If you are documenting a deadline calculation, it helps to keep the citation attached to the result:

  • Maryland written contract SOL: 3 years
  • Authority: Md. Code, Cts. & Jud. Proc. § 5-106
  • Use case: default deadline for written contract claims when no narrower rule is identified

That format is useful for file notes, intake summaries, and internal deadline checks. It also makes it easier to compare the legal rule with the actual dates entered into the calculator.
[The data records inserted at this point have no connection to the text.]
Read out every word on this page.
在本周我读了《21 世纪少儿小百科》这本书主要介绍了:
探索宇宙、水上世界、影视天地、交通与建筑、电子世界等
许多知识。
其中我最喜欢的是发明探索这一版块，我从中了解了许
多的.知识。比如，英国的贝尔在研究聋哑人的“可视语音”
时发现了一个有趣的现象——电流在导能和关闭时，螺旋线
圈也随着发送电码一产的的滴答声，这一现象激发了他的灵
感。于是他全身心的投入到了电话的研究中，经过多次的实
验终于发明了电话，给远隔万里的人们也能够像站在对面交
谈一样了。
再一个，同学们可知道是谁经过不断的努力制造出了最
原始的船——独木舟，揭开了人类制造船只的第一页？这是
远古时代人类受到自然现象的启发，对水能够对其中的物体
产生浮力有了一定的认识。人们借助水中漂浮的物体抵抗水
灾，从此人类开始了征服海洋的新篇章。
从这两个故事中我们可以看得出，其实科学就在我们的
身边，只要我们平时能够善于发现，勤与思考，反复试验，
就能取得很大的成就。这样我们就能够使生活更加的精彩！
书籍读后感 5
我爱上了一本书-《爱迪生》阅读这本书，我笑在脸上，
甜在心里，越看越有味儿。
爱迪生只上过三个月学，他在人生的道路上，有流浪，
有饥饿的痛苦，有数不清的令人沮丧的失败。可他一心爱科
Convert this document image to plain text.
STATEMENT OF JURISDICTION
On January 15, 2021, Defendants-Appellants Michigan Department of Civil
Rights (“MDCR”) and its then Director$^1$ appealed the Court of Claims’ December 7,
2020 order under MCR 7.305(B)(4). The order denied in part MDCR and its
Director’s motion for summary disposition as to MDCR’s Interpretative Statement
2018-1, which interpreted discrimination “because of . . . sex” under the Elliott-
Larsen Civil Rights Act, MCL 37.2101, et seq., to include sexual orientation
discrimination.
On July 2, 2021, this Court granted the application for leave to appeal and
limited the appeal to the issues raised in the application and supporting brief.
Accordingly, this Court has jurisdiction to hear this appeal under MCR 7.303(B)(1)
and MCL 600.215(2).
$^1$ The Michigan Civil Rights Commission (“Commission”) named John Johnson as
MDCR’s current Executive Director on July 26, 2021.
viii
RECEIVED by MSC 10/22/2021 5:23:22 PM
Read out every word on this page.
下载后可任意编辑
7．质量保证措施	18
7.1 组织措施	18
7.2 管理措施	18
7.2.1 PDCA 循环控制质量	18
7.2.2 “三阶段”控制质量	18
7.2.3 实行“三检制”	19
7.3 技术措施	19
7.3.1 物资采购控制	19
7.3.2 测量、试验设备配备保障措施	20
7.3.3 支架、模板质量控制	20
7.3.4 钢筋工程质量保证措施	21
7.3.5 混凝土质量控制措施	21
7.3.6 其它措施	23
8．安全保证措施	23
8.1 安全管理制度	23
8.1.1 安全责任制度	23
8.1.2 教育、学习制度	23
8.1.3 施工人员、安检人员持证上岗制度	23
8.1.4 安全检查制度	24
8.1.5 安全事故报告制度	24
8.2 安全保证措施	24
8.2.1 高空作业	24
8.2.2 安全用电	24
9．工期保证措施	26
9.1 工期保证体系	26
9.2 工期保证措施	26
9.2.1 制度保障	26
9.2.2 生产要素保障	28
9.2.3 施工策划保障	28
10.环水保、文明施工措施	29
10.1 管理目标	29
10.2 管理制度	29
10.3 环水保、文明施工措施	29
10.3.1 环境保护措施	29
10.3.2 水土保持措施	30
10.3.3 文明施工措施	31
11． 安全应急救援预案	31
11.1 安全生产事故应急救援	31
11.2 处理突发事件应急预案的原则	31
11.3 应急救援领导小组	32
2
For a quick calculation, you can run the dates through DocketMath’s statute-of-limitations tool at /tools/statute-of-limitations and review the result immediately.

Use the calculator

DocketMath’s statute-of-limitations calculator gives you a date-based deadline, not just a legal rule. That matters because written contract claims depend on the interaction between the statute, accrual, and any tolling events.

What to enter

Use the calculator by entering:

  • the date of breach
  • the date the claim accrued
  • the filing date, if you are checking timeliness
  • any tolling dates
  • any installment or recurring breach dates, if applicable

What you get back

The output generally shows:

  • the last day to file
  • whether the claim appears timely or late
  • how the deadline changes if you adjust dates
  • a clear reference point for internal review

Practical workflow

  1. Identify the breach trigger
  2. Confirm the accrual date
  3. Check whether tolling applies
  4. Enter the dates into DocketMath
  5. Compare the calculated deadline to the filing date

Fast checklist

A good deadline tool should answer one practical question: If I file today, am I inside the 3-year window? DocketMath is built for that kind of timing check, with the result driven by the dates you enter.

Sources and references

Start with the primary authority for Maryland and confirm the effective date before relying on any output. If the rule has been amended, update the inputs and rerun the calculation.